47Die damit fehlende Passivlegitimation des Beklagten lässt sich auch nicht aus § 43 Abs. 1 SGB I herleiten. Besteht ein Anspruch auf Sozialhilfe und ist zwischen mehreren Leistungsträgern streitig, wer zur Leistung verpflichtet ist, kann nach dieser Vorschrift der unter ihnen zuerst angegangene Leistungsträger vorläufig Leistungen erbringen, deren Umfang er nach pflichtgemäßen Ermessen bestimmt.
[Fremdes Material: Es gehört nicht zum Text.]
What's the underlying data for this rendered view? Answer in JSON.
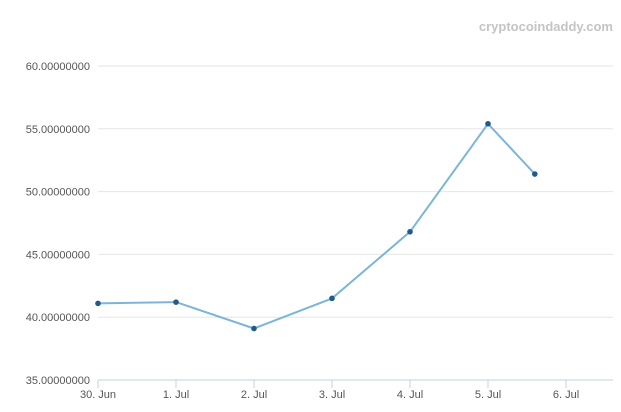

Er hat Leistungen nach Satz 1 zu erbringen, wenn der Berechtigte es beantragt; die vorläufigen Leistungen beginnen spätestens nach Ablauf eines Kalendermonats nach Eingang des Antrags.
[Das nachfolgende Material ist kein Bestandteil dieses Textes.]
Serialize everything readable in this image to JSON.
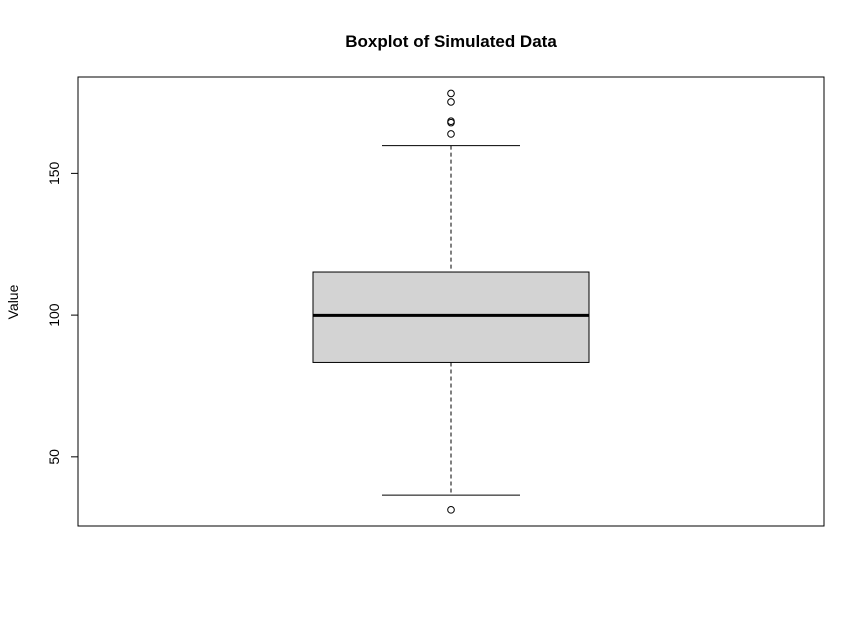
{
  "chart_data": {
    "type": "boxplot",
    "title": "Boxplot of Simulated Data",
    "xlabel": "",
    "ylabel": "Value",
    "ylim": [
      25.6,
      184.0
    ],
    "yticks": [
      50,
      100,
      150
    ],
    "grid": false,
    "legend": "none",
    "box": {
      "lower_whisker": 36.5,
      "q1": 83.3,
      "median": 99.9,
      "q3": 115.2,
      "upper_whisker": 159.8
    },
    "outliers": [
      31.3,
      163.9,
      167.9,
      168.4,
      175.2,
      178.2
    ],
    "colors": {
      "box_fill": "#d3d3d3",
      "stroke": "#000000"
    }
  }
}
48Diese Vorschrift ist hier gemäß § 37 S. 1 SGB I nicht anwendbar, denn § 97 Abs. 2 S. 3 BSHG enthält insofern eine abschließende Spezialregelung bei Streit über die örtliche Zuständigkeit -. wie hier -..
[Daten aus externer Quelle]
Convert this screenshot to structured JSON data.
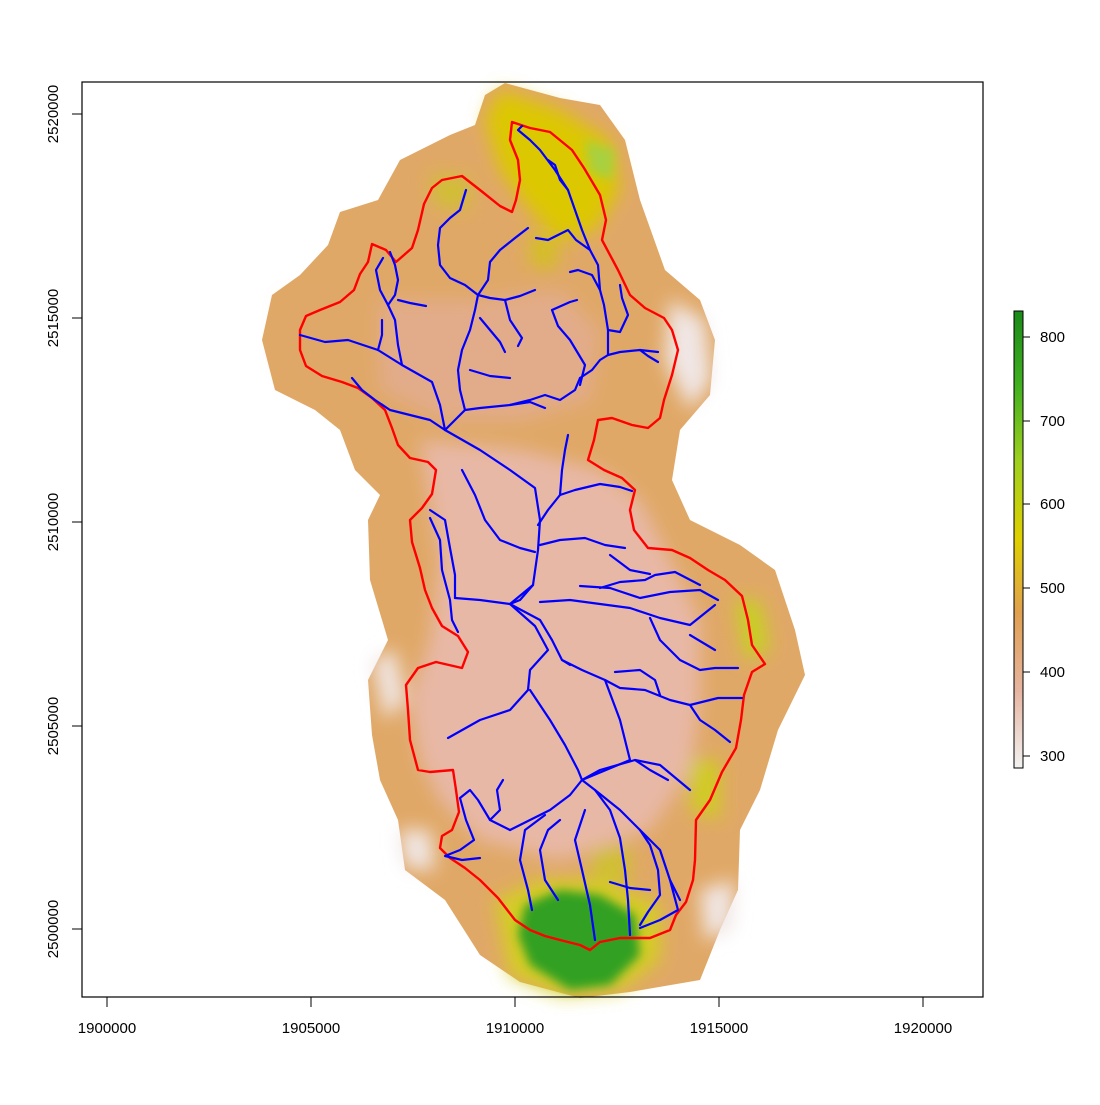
{
  "map": {
    "x_ticks": [
      "1900000",
      "1905000",
      "1910000",
      "1915000",
      "1920000"
    ],
    "y_ticks": [
      "2500000",
      "2505000",
      "2510000",
      "2515000",
      "2520000"
    ],
    "legend": {
      "ticks": [
        "300",
        "400",
        "500",
        "600",
        "700",
        "800"
      ],
      "min": 285,
      "max": 830,
      "stops": [
        {
          "value": 285,
          "color": "#f2f2f2"
        },
        {
          "value": 380,
          "color": "#e6b4a0"
        },
        {
          "value": 470,
          "color": "#e0a050"
        },
        {
          "value": 560,
          "color": "#e0d000"
        },
        {
          "value": 650,
          "color": "#a0d020"
        },
        {
          "value": 740,
          "color": "#40b020"
        },
        {
          "value": 830,
          "color": "#1a8a1a"
        }
      ]
    },
    "colors": {
      "watershed_boundary": "#ff0000",
      "stream_network": "#0000ff",
      "frame": "#000000"
    }
  }
}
49VG Minden, Urteil v. 03.02.1997, info also 1997, 88; Mergler/Zink, a.a.O., § 97 Rdnr. 32; LPK, a.a.O., § 97 Rdnr. 77; § 9 Rdnr. 27; Fichtner, a.a.O., § 97 Rdnr. 31; Schellhorn, a.a.O., § 97 Rdnr. 81; Zeitler, NDV 1993, 289, 290; Schwabe, ZfF 1994, 269.
50Da die Klage bereits wegen fehlender Passivlegitimation des Beklagten keinen Erfolg hat, braucht hier nicht entschieden zu werden, ob die Aktivlegitimation des Klägers zur Geltendmachung des Anspruchs aus § 37 BSHG im Hinblick auf § 5 BSHG den gesamten Zeitraum der stationären Behandlung vom 01.10.1998 bis 04.12.1998 erfasst und ob die Voraussetzungen des materiellen Anspruchs erfüllt sind.
51Die Klage war daher mit der Kostenfolge aus §§ 154 Abs. 1, 162 Abs. 3, 188 S. 2 VwGO abzuweisen. Den Beigeladenen zu 1) und 2) waren gemäß § 154 Abs. 3 VwGO keine Kosten aufzuerlegen, denn sie haben in diesem Verfahren keine Anträge gestellt. Aus dem gleichen Grund haben sie gemäß § 162 Abs. 3 VwGO ihre außergerichtlichen Kosten selbst zu tragen. Die Entscheidung über die vorläufige Vollstreckbarkeit folgt aus § 167 Abs. 2 VwGO.